JEE Main 2020 — Application Of Derivatives Question with Solution

Let f(x) = ax³ + bx² + cx + d

Given f(-1) = 10, f(1) = -6

$$\therefore$$ -a + b - c + d = 10 ....(i)

and a + b + c + d = -6 ......(ii)

adding (i) + (ii)

2(b + d) = 4

$$\Rightarrow$$ b + d = 2 ....(iii)

f'(x) = 3ax² + 2bx + c

Given f'(-1) = 0

$$\Rightarrow$$ 3a - 2b + c = 0 .....(iv)

f"(x) = 6ax + 2b

Given f"(1) = 0

$$\therefore$$ 6a + 2b = 0 ....(v)

$$\Rightarrow$$ b = -3a

adding (iv) + (v), we get

9a + c = 0 ....(vi)

$$\Rightarrow$$ $$9\left(\frac{-b}{3}\right)$$ + c = 0

$$\Rightarrow$$ c = 3b

f(x) = $$\frac{-b}{3}{x}^3$$ + bx² + 3bx + (2 - b)
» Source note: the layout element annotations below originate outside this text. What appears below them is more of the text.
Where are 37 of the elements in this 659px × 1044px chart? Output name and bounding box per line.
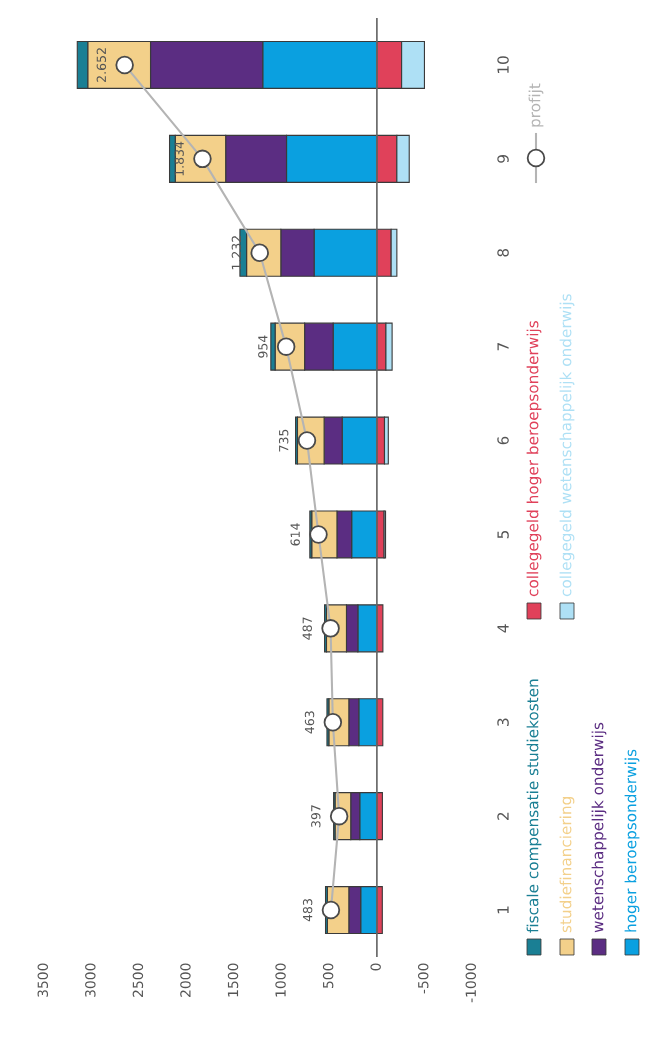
text: wetenschappelijk onderwijs [591,722,607,933]
x-tick-label: 1500 [227,963,239,997]
y-tick-label: 8 [497,248,509,257]
x-tick-label: -500 [417,963,429,994]
data-label: 463 [304,711,315,734]
text: hoger beroepsonderwijs [624,749,640,932]
y-tick-label: 10 [497,56,509,73]
y-tick-label: 1 [497,906,509,914]
y-tick-label: 6 [497,436,509,445]
data-label: 2.652 [96,48,107,82]
data-label: 397 [311,805,321,828]
text: fiscale compensatie studiekosten [526,679,542,933]
text: collegegeld wetenschappelijk onderwijs [559,294,575,597]
x-tick-label: 500 [322,963,334,988]
text: collegegeld hoger beroepsonderwijs [526,321,542,597]
data-label: 483 [302,899,313,922]
y-tick-label: 5 [497,530,509,539]
x-tick-label: 1000 [275,963,286,997]
text: studiefinanciering [559,797,575,933]
x-tick-label: 3000 [85,963,96,997]
data-label: 487 [302,617,312,640]
y-tick-label: 4 [497,624,509,633]
data-label: 954 [258,335,268,358]
x-tick-label: -1000 [465,963,477,1003]
data-label: 735 [278,429,289,452]
y-tick-label: 3 [497,718,509,726]
text: profijt [528,83,544,127]
x-tick-label: 0 [370,963,381,971]
data-label: 614 [290,523,300,546]
x-tick-label: 2000 [180,963,191,997]
data-label: 1.232 [231,236,242,270]
data-label: 1.834 [174,141,184,176]
x-tick-label: 3500 [37,963,49,997]
y-tick-label: 2 [497,812,509,820]
y-tick-label: 7 [497,343,509,351]
x-tick-label: 2500 [132,963,144,997]
y-tick-label: 9 [497,155,509,163]
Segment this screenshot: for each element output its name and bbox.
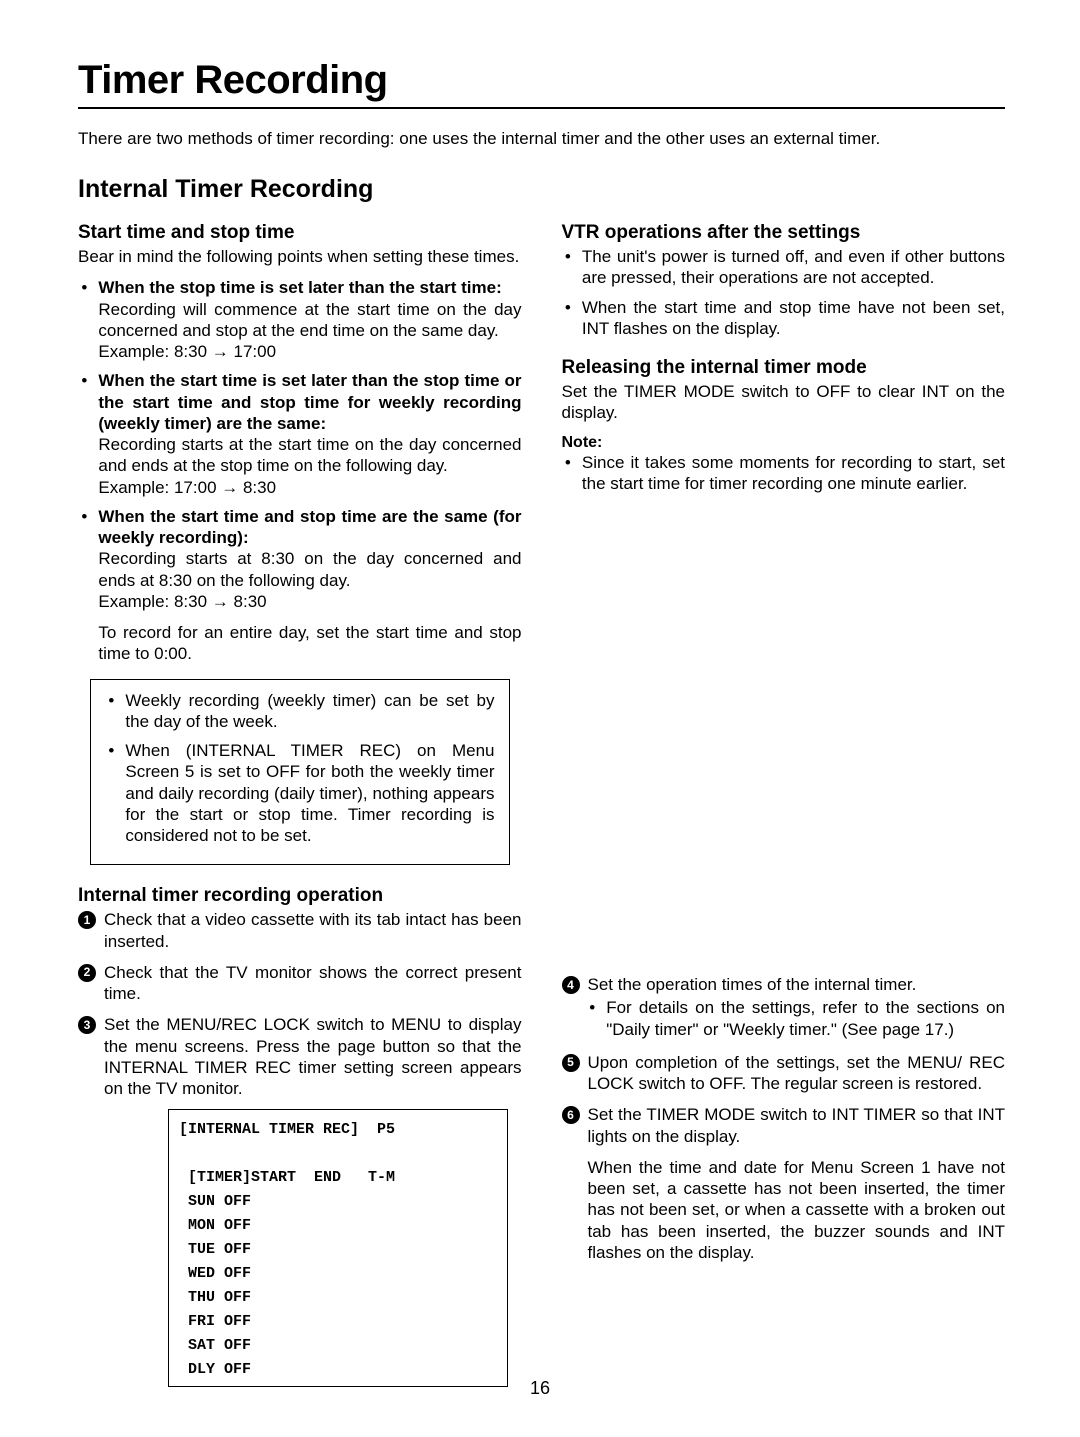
step-4-text: Set the operation times of the internal …: [588, 975, 917, 994]
subhead-vtr-ops: VTR operations after the settings: [562, 222, 1006, 244]
step-number-2-icon: 2: [78, 964, 96, 982]
screen-day-tue: TUE OFF: [188, 1241, 251, 1258]
step-number-1-icon: 1: [78, 911, 96, 929]
rule-2-body: Recording starts at the start time on th…: [98, 435, 521, 475]
step-4-content: Set the operation times of the internal …: [588, 974, 1006, 1042]
step-number-3-icon: 3: [78, 1016, 96, 1034]
intro-text: There are two methods of timer recording…: [78, 129, 1005, 149]
para-entire-day: To record for an entire day, set the sta…: [78, 622, 522, 665]
step-4-sub: For details on the settings, refer to th…: [606, 997, 1005, 1040]
step-5: 5 Upon completion of the settings, set t…: [562, 1052, 1006, 1095]
rule-2-example: Example: 17:00 → 8:30: [98, 478, 276, 497]
menu-screen-display: [INTERNAL TIMER REC] P5 [TIMER]START END…: [168, 1109, 508, 1387]
step-2-text: Check that the TV monitor shows the corr…: [104, 962, 522, 1005]
spacer: [562, 504, 1006, 974]
page-number: 16: [0, 1378, 1080, 1399]
screen-line-1: [INTERNAL TIMER REC] P5: [179, 1121, 395, 1138]
screen-day-fri: FRI OFF: [188, 1313, 251, 1330]
step-number-4-icon: 4: [562, 976, 580, 994]
rule-1: When the stop time is set later than the…: [98, 277, 521, 362]
step-4: 4 Set the operation times of the interna…: [562, 974, 1006, 1042]
rule-3-example: Example: 8:30 → 8:30: [98, 592, 266, 611]
screen-day-dly: DLY OFF: [188, 1361, 251, 1378]
screen-day-thu: THU OFF: [188, 1289, 251, 1306]
rule-3-head: When the start time and stop time are th…: [98, 507, 521, 547]
two-column-layout: Start time and stop time Bear in mind th…: [78, 216, 1005, 1387]
vtr-ops-1: The unit's power is turned off, and even…: [582, 246, 1005, 289]
step-6: 6 Set the TIMER MODE switch to INT TIMER…: [562, 1104, 1006, 1263]
operation-steps: 1 Check that a video cassette with its t…: [78, 909, 522, 1099]
box-bullets: Weekly recording (weekly timer) can be s…: [105, 690, 495, 847]
left-column: Start time and stop time Bear in mind th…: [78, 216, 522, 1387]
box-bullet-2: When (INTERNAL TIMER REC) on Menu Screen…: [125, 740, 494, 846]
para-release: Set the TIMER MODE switch to OFF to clea…: [562, 381, 1006, 424]
vtr-ops-list: The unit's power is turned off, and even…: [562, 246, 1006, 339]
vtr-ops-2: When the start time and stop time have n…: [582, 297, 1005, 340]
rule-1-example: Example: 8:30 → 17:00: [98, 342, 276, 361]
para-start-stop: Bear in mind the following points when s…: [78, 246, 522, 267]
subhead-release: Releasing the internal timer mode: [562, 357, 1006, 379]
step-3-text: Set the MENU/REC LOCK switch to MENU to …: [104, 1014, 522, 1099]
note-bullets: Since it takes some moments for recordin…: [562, 452, 1006, 495]
time-rules-list: When the stop time is set later than the…: [78, 277, 522, 612]
subhead-operation: Internal timer recording operation: [78, 885, 522, 907]
operation-steps-right: 4 Set the operation times of the interna…: [562, 974, 1006, 1263]
screen-day-wed: WED OFF: [188, 1265, 251, 1282]
subhead-start-stop: Start time and stop time: [78, 222, 522, 244]
step-6-content: Set the TIMER MODE switch to INT TIMER s…: [588, 1104, 1006, 1263]
note-box: Weekly recording (weekly timer) can be s…: [90, 679, 510, 866]
right-column: VTR operations after the settings The un…: [562, 216, 1006, 1387]
screen-day-sun: SUN OFF: [188, 1193, 251, 1210]
step-4-sublist: For details on the settings, refer to th…: [588, 997, 1006, 1040]
step-number-6-icon: 6: [562, 1106, 580, 1124]
page-title: Timer Recording: [78, 58, 1005, 103]
screen-day-sat: SAT OFF: [188, 1337, 251, 1354]
step-2: 2 Check that the TV monitor shows the co…: [78, 962, 522, 1005]
rule-1-head: When the stop time is set later than the…: [98, 278, 501, 297]
rule-2-head: When the start time is set later than th…: [98, 371, 521, 433]
page: Timer Recording There are two methods of…: [0, 0, 1080, 1437]
box-bullet-1: Weekly recording (weekly timer) can be s…: [125, 690, 494, 733]
note-bullet-1: Since it takes some moments for recordin…: [582, 452, 1005, 495]
title-rule: [78, 107, 1005, 109]
step-1: 1 Check that a video cassette with its t…: [78, 909, 522, 952]
note-label: Note:: [562, 434, 1006, 452]
step-5-text: Upon completion of the settings, set the…: [588, 1052, 1006, 1095]
rule-1-body: Recording will commence at the start tim…: [98, 300, 521, 340]
screen-day-mon: MON OFF: [188, 1217, 251, 1234]
step-3: 3 Set the MENU/REC LOCK switch to MENU t…: [78, 1014, 522, 1099]
section-heading: Internal Timer Recording: [78, 175, 1005, 204]
step-6-para: When the time and date for Menu Screen 1…: [588, 1158, 1006, 1262]
step-number-5-icon: 5: [562, 1054, 580, 1072]
step-6-text: Set the TIMER MODE switch to INT TIMER s…: [588, 1105, 1006, 1145]
rule-2: When the start time is set later than th…: [98, 370, 521, 498]
screen-line-2: [TIMER]START END T-M: [179, 1169, 395, 1186]
rule-3-body: Recording starts at 8:30 on the day conc…: [98, 549, 521, 589]
rule-3: When the start time and stop time are th…: [98, 506, 521, 612]
step-1-text: Check that a video cassette with its tab…: [104, 909, 522, 952]
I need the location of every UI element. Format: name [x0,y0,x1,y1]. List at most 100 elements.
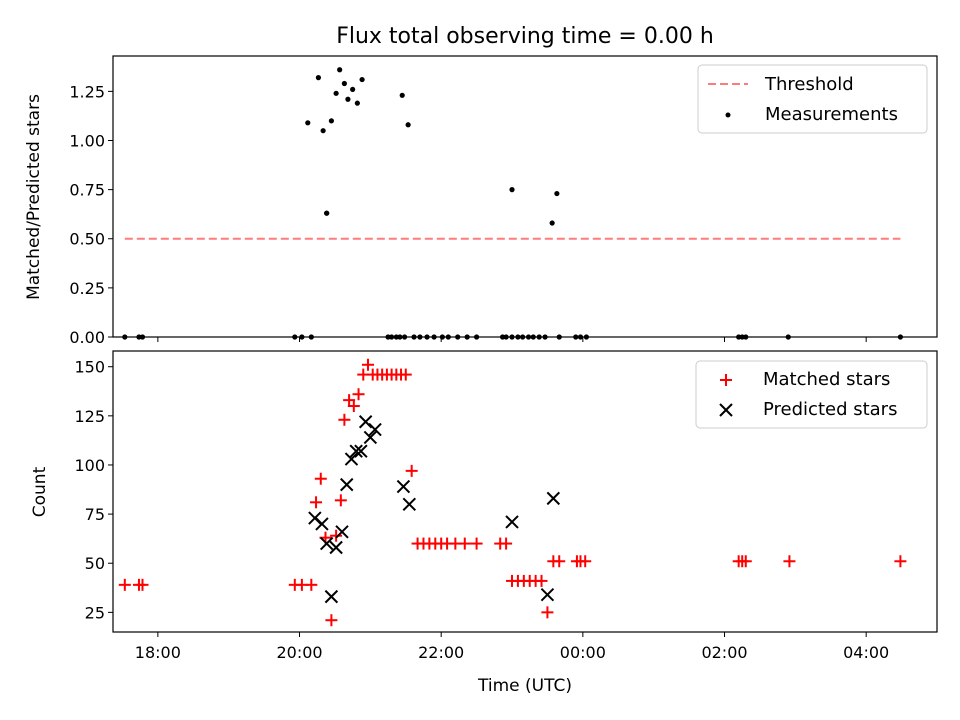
legend-threshold-label: Threshold [764,74,854,95]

$$\Rightarrow$$ f'(x) = -bx² + 2bx + 3b

= -b(x² - 2x - 3)

At maxima and minima f'(x) = 0

$$\therefore$$ (x² - 2x - 3) = 0

$$\Rightarrow$$ (x - 3) (x + 1) = 0

x = 3, -1

As a + b + c + d = -6

$$\Rightarrow$$ $$\frac{-b}{3}$$ + b + 3b + 2 - b = -6

$$\Rightarrow$$ b = -3

$$\therefore$$ f'(x) = 3(x² - 2x - 3)

$$\Rightarrow$$ f''(x) = 3(2x - 2)

At x = 3, f''(x) = 3(2.3 - 2) = 12 > 0

$$\therefore$$ Minima at x = 3.